Ricardo se quedó plantado en seco, y permaneció pensativo de espaldas al Jefazo durante un par de segundos hasta que giró sobre sí mismo para dirigirse de nuevo hacia su interlocutor mientras sacaba otro cigarro del interior de su chaqueta.

—Mira, tronco, si te hago otro favor, ¿prometes que no me darás el coñazo? —Por un instante, Kino volvió a ver ante él al mismo chico que logró evitar todos los problemas en el barrio de Carabanchel a pesar de ser de fuera—. Ese rollito de volveremos a vernos… qué pereza, no me jodas.

Sampere metió las manos en los bolsillos de su pantalón con expresión molesta, pero no enfadada. Parecía que no le gustaba nada el tono de aquel «artistilla», pero muy a su pesar tenía que reconocer que sus ideas puede que tuviesen tanto valor como se rumoreaba.

—Bueno, si me hace otro favor, prometo estarle eternamente agradecido —dijo en tono conciliador.

—Supongo que me tendré que conformar con eso, ¿no?

—Le prometo que, de ser así, mantendremos las relaciones estrictamente a lo esencial.

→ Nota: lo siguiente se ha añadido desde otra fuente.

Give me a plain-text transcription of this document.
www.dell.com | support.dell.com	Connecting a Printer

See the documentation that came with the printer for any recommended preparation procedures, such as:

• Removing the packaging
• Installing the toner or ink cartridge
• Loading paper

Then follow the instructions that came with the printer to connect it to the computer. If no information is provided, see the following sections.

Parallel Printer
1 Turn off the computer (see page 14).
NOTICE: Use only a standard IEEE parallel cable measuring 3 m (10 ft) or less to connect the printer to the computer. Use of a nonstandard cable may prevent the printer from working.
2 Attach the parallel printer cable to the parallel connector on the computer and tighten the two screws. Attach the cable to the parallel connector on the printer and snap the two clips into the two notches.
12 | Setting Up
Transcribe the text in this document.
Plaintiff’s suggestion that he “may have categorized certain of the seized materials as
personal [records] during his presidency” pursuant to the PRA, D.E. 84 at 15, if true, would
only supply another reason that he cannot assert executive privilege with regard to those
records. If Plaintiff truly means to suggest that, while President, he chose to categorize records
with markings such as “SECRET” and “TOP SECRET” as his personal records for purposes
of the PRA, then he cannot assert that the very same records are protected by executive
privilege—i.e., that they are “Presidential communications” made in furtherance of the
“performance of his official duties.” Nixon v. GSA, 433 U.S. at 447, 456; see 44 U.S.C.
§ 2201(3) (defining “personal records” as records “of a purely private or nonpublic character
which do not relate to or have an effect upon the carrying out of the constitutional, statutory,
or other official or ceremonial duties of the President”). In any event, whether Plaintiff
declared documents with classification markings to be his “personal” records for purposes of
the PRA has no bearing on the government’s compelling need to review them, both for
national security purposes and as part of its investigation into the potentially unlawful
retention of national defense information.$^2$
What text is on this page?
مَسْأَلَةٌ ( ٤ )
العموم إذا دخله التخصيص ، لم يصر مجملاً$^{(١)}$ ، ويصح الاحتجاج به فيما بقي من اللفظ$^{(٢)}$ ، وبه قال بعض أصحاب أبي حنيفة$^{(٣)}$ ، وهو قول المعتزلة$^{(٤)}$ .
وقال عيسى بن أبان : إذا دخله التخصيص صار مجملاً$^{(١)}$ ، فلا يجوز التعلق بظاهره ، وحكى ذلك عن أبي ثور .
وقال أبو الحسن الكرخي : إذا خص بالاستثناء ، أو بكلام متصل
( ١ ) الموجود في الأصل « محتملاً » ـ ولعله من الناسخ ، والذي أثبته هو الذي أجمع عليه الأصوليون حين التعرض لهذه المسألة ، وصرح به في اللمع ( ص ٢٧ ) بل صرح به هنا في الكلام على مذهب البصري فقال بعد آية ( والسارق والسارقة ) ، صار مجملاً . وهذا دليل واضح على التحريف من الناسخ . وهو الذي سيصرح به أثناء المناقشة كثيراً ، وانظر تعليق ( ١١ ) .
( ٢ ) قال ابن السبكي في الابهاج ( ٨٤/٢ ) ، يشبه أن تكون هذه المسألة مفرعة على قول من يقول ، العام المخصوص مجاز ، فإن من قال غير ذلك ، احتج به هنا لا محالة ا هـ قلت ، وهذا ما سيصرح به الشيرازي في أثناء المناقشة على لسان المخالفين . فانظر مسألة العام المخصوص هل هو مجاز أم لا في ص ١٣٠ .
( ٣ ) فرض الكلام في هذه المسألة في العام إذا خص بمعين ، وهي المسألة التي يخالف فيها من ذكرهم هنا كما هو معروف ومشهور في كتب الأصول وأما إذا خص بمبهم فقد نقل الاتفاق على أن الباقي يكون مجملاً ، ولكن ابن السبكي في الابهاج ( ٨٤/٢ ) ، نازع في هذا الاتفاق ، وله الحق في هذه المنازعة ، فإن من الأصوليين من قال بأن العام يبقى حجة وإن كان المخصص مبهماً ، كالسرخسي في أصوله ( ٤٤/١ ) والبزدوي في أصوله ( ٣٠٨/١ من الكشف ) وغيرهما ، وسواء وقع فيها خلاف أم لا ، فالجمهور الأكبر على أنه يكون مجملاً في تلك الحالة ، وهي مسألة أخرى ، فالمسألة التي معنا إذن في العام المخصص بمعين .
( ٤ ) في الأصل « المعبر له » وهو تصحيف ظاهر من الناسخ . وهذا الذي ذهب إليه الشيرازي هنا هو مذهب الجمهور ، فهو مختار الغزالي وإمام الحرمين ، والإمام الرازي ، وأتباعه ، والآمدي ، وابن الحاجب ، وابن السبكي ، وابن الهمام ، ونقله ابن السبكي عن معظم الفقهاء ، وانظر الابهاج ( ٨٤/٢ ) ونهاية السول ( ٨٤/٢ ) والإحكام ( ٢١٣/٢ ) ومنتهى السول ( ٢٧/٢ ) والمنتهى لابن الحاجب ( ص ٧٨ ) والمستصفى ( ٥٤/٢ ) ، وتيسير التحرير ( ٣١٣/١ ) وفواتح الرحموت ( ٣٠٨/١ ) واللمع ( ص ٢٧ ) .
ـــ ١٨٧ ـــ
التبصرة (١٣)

—Bueno —dijo Ricardo aparentemente conforme con esa concesión, pero plenamente consciente del escaso valor de la promesa de un político incipiente. Levantó una mano e hizo un gesto como si estuviese encendiendo un mechero invisible. Sampere volvió a sacarse el mechero del bolsillo con una expresión agria en el rostro, y lo encendió ante Ricardo, quien se inclinó para prenderse el cigarro. Después de echar el humo de la primera calada dijo tranquilamente, como quien no quiere la cosa—: Ojo con el tesorero.

—¿Cómo?

—Ya me ha oído. Mucho ojito y manténgase alejado de él si sabe lo que le conviene. O le terminará salpicando la mierda.

—¿Sabe usted algo que…? —preguntó Sampere visiblemente confuso.

—Sí. Pero no importa el cómo ni el por qué. Usted hágame caso y se evitará muchos quebraderos de cabeza en el futuro. Créame.

Y sin más, Ricardo se dio media vuelta y partió en busca de un taxi, dejando allí plantado al futuro ministro del Interior, que no sabía qué pensar. Como Kino.

—Papá, ¿qué cojones acaba de pasar? ¿A qué se refería Sampere con eso que dijo del control poblacional? No entiendo nada.

El fantasma de su padre parecía que no fuese a soltar prenda. Seguía mirando la escena desarrollarse delante de él con una expresión seria y distante, como si aquello no fuese con él. Finalmente habló:

—Tú no pierdas detalle.

Kino sintió una extraña sensación en la sien. No era el dolor al que estaba acostumbrado y que servía de aviso de que las cosas no iban bien, era una sensación diferente. Y se preguntó si quizás Ricardo hubiese decidido dejar de reprimir recuerdos y estuviese empezando a mostrarle las cosas que realmente pasaban en su vida. O, mejor dicho, que habían pasado.